Dans l’Évangile de Jean, le ch. 17 clôture le discours après la Cène ; depuis le XVIe siècle, il s’intitule « Prière sacerdotale ». L’épître aux Hébreux a été souvent préférée à ce texte pour étudier le sacerdoce de la Nouvelle Alliance. Sollicité par la Commission internationale de théologie, A. Feuillet s’est efforcé, à la lumière de Jean 17, de présenter Le sacerdoce du Christ et de ses ministres [8]. Le premier chapitre définit l’orientation liturgique, eucharistique, du texte johannique : le Christ y apparaît Prêtre de l’Alliance nouvelle. Le deuxième chapitre relève les rapports qui existent entre la « Prière sacerdotale » et la liturgie juive de la fête de l’Expiation, où le Grand-Prêtre purifiait les fautes du Peuple de Dieu et prononçait le saint nom de Yahwé. A partir de cette double référence au culte nouveau et ancien, le chapitre suivant met en lumière la transcendance du sacrifice et du sacerdoce du Christ : ici, se situe une étude parallèle de Jean 17, des poèmes du Serviteur souffrant et de l’épître aux Hébreux.

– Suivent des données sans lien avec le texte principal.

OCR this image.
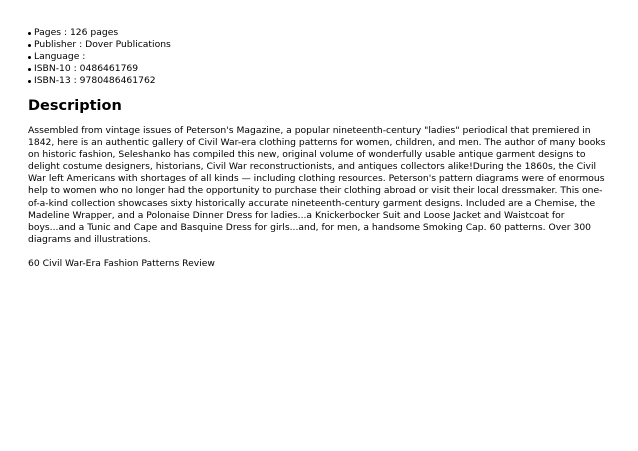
Pages : 126 pages
Publisher : Dover Publications
Language :
ISBN-10 : 0486461769
ISBN-13 : 9780486461762
Description

Assembled from vintage issues of Peterson's Magazine, a popular nineteenth-century "ladies" periodical that premiered in 1842, here is an authentic gallery of Civil War-era clothing patterns for women, children, and men. The author of many books on historic fashion, Seleshanko has compiled this new, original volume of wonderfully usable antique garment designs to delight costume designers, historians, Civil War reconstructionists, and antiques collectors alike!During the 1860s, the Civil War left Americans with shortages of all kinds — including clothing resources. Peterson's pattern diagrams were of enormous help to women who no longer had the opportunity to purchase their clothing abroad or visit their local dressmaker. This one-of-a-kind collection showcases sixty historically accurate nineteenth-century garment designs. Included are a Chemise, the Madeline Wrapper, and a Polonaise Dinner Dress for ladies...a Knickerbocker Suit and Loose Jacket and Waistcoat for boys...and a Tunic and Cape and Basquine Dress for girls...and, for men, a handsome Smoking Cap. 60 patterns. Over 300 diagrams and illustrations.

60 Civil War-Era Fashion Patterns Review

Enfin, un dernier chapitre montre comment les ministres du Christ ont part à la double consécration du Christ, Prêtre unique et victime parfaite. Comme Lui, apôtres et successeurs sont consacrés et envoyés dans le monde. Tel est le fondement du sacerdoce ministériel distinct de celui qui est commun à tous les fidèles. Une ample conclusion générale reprend succinctement les étapes de cette exégèse de Jean 17 et indique les sources bibliques d’une authentique spiritualité sacerdotale. Ce livre substantiel prolonge et complète l’important exposé qu’A. Feuillet a entrepris sur la théologie de saint Jean dans Le Mystère de l’Amour divin dans la théologie johannique, recensé, l’an dernier, dans cette chronique.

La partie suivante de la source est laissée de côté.